Die experimentellen Ergebnisse zeigen, dass dieses neue Elektrolytmaterial im mittleren Temperaturbereich von 200 bis 550 Grad Celsius eine hohe Oxidionenleitfähigkeit erreicht. Ein Betrieb in diesem Temperaturbereich könnte im Vergleich zu bestehenden Technologien die Abhängigkeit von teuren hitzebeständigen Materialien verringern, die thermische Belastung des Systems reduzieren und möglicherweise die Startzeit verkürzen. Prof. Higuchi erklärt: „Unsere Forschungsergebnisse deuten darauf hin, dass a-achsenorientierte SDC-Filme mit hoher chemischer Stabilität ein innovatives Elektrolytmaterial für praktische Festoxid-Brennstoffzellen darstellen könnten.“

Dieser Fortschritt wird als potenzielle Lösung für eine der zentralen Herausforderungen bei der praktischen Anwendung der Festoxid-Brennstoffzellentechnologie angesehen – nämlich die Einschränkung durch den Hochtemperaturbetrieb. Durch die Senkung der Betriebstemperatur könnte die Technologie die Sicherheit, Haltbarkeit und Wirtschaftlichkeit von Brennstoffzellen verbessern und so die Voraussetzungen für eine breitere Anwendung in sauberen Energiesystemen schaffen.

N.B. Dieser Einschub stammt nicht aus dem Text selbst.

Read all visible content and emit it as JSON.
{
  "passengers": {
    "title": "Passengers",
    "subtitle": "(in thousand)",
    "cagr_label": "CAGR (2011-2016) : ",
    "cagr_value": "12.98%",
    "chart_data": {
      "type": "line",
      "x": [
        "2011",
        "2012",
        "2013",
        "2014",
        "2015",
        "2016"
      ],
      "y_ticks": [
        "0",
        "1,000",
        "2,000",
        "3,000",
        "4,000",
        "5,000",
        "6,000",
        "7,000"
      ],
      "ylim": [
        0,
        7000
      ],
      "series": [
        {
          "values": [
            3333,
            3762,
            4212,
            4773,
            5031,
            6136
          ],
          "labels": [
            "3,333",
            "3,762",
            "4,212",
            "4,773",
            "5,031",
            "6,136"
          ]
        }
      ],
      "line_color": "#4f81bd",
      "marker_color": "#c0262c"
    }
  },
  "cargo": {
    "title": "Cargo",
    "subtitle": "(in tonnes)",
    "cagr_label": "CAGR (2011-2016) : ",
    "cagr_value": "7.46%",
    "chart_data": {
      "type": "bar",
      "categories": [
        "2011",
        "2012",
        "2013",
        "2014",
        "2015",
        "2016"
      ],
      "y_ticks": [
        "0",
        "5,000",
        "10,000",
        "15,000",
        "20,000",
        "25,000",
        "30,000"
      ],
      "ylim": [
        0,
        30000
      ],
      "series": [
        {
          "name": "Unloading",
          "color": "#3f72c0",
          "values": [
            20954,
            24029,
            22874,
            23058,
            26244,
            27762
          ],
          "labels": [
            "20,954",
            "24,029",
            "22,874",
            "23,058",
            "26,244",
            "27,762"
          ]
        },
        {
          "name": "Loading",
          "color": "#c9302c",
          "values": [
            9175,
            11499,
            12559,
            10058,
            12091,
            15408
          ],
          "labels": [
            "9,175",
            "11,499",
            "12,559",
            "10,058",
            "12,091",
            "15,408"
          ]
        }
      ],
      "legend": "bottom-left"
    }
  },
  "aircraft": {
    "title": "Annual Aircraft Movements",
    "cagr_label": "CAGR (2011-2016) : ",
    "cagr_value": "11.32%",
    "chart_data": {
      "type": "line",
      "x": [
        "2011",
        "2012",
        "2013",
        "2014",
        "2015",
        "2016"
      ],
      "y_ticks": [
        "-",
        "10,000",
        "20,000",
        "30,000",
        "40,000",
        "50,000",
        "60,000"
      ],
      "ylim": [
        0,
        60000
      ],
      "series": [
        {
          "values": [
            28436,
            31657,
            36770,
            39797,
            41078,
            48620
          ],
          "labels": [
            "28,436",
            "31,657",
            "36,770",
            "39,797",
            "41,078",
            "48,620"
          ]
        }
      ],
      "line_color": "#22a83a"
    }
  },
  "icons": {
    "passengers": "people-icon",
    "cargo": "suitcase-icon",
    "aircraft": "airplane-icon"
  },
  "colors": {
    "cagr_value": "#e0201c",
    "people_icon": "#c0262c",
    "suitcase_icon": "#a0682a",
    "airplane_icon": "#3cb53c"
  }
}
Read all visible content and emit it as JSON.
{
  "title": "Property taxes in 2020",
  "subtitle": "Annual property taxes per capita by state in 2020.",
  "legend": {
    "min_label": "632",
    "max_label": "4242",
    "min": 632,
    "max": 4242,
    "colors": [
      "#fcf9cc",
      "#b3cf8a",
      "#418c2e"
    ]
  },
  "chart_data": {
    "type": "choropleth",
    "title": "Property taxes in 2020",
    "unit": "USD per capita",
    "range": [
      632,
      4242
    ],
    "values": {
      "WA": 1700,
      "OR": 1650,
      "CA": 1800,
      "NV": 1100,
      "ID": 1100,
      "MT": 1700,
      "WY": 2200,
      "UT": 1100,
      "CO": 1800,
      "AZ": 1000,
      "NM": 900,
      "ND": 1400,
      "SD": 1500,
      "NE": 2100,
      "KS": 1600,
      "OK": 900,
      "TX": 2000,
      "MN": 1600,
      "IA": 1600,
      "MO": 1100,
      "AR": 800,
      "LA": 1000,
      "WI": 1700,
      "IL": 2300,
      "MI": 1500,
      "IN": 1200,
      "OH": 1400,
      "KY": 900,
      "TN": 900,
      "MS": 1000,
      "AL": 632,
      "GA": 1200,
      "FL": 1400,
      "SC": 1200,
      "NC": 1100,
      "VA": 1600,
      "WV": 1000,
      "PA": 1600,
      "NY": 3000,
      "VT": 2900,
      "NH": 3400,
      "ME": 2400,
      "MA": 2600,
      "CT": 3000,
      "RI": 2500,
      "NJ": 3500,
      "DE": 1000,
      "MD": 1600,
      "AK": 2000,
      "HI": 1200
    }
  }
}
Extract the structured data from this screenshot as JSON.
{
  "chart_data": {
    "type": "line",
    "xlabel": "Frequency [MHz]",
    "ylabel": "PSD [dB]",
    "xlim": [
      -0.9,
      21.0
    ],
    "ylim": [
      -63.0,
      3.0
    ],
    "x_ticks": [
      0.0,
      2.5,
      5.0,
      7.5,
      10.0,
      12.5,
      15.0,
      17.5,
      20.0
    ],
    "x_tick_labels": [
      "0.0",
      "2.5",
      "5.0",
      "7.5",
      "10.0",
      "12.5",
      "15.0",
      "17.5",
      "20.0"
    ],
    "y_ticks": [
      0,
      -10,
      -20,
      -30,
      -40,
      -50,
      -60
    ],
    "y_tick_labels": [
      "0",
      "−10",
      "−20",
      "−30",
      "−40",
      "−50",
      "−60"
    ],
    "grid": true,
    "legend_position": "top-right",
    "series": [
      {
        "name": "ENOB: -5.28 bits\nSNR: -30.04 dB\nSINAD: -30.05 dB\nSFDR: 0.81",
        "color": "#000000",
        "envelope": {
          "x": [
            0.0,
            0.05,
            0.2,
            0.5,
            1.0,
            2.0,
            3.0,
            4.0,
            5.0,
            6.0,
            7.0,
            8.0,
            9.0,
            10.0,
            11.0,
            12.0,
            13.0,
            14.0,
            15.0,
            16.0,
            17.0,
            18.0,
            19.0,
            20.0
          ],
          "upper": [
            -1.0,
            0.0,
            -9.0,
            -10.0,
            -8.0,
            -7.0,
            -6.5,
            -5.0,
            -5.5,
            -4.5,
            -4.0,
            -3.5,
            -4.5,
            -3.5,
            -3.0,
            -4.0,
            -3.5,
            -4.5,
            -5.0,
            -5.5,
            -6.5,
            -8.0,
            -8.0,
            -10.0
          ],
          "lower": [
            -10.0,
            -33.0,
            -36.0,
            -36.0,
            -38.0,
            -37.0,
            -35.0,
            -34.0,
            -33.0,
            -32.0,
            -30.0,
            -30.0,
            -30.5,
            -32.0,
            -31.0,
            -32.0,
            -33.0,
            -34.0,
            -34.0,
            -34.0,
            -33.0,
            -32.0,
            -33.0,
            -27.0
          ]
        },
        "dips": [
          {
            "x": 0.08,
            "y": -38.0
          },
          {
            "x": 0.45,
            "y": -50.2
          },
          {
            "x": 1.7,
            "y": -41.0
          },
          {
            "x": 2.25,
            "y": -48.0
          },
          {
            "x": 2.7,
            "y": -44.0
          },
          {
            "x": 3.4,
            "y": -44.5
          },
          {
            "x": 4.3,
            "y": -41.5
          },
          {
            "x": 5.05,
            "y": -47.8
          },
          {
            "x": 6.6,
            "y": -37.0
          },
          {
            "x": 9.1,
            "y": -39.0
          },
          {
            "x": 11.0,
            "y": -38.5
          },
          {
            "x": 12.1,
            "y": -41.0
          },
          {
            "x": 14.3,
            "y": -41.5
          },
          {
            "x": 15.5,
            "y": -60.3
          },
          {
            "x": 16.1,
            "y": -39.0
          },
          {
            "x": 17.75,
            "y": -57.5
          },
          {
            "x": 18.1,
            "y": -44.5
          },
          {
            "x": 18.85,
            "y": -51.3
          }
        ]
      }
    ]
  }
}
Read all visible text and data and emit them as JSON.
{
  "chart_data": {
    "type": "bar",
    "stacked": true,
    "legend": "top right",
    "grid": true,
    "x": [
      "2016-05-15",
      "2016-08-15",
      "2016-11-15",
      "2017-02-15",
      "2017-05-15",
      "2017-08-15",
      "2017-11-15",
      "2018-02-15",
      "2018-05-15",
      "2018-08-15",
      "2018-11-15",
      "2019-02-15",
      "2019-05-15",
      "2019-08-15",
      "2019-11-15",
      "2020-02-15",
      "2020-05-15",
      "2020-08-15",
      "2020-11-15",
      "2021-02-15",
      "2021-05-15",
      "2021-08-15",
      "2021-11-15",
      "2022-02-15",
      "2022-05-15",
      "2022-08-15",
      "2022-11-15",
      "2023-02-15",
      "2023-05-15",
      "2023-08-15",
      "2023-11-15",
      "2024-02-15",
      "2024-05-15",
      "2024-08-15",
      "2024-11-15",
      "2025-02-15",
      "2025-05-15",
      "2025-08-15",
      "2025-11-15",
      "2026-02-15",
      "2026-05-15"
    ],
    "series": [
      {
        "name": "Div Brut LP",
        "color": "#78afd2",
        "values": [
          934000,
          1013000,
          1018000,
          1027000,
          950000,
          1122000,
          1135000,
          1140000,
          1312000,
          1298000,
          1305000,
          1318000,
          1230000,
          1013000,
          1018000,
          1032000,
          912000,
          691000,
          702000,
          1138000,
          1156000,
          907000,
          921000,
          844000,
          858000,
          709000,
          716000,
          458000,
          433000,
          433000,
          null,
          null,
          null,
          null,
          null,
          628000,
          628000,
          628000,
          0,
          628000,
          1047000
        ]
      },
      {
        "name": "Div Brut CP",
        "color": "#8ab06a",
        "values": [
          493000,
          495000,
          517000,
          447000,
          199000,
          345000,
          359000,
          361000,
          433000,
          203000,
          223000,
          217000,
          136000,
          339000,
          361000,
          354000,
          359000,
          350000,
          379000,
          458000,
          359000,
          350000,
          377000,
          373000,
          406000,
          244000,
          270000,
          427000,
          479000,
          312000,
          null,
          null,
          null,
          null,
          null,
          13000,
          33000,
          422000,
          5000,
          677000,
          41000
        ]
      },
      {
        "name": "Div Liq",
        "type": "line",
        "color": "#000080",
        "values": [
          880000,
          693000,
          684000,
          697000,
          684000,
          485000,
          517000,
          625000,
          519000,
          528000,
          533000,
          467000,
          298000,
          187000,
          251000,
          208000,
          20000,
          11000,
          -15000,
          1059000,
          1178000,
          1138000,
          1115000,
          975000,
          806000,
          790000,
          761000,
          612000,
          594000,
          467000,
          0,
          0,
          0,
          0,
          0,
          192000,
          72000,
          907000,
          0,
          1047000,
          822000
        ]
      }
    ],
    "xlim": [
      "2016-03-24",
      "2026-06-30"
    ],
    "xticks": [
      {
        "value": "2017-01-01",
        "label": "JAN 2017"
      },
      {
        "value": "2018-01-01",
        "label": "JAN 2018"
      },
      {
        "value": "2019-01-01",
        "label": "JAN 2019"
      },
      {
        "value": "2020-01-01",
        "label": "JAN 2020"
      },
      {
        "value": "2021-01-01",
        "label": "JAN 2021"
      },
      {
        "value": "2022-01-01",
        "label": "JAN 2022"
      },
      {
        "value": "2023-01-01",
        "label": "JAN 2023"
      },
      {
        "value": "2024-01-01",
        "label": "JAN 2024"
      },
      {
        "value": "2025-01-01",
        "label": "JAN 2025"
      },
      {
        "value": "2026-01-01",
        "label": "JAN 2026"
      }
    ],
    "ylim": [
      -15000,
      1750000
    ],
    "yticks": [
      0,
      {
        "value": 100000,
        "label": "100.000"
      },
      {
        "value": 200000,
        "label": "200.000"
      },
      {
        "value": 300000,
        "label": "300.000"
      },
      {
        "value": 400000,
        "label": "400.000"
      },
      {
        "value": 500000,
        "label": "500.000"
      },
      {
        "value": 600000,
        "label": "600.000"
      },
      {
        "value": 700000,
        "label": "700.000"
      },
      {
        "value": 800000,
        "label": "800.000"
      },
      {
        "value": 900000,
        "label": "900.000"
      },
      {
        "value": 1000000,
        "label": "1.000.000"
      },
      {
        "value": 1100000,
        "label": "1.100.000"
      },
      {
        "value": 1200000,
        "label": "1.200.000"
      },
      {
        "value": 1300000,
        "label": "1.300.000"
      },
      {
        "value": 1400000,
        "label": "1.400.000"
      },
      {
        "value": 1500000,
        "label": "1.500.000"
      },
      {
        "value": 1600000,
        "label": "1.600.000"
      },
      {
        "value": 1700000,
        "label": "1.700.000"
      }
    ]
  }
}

Die Forschenden weisen darauf hin, dass die potenziellen Anwendungen des Materials möglicherweise nicht auf den Energiesektor beschränkt sind. Prof. Higuchi fügt hinzu, dass solche Filme mit hoher Ionenleitfähigkeit auch Anwendungsmöglichkeiten in Bereichen wie neuromorphen Computergeräten bieten könnten. Die Forschungsergebnisse wurden in einer relevanten Fachzeitschrift veröffentlicht.

Weitere Informationen: Autoren: Ryota Morizane et al., Titel: „Oxide Superionic Conductivity in a-axis-oriented Ce0.75Sm0.25O2−δ Thin Films on Yttria-Stabilized Zirconia Substrates“, veröffentlicht in: Journal of the Physical Society of Japan (2026).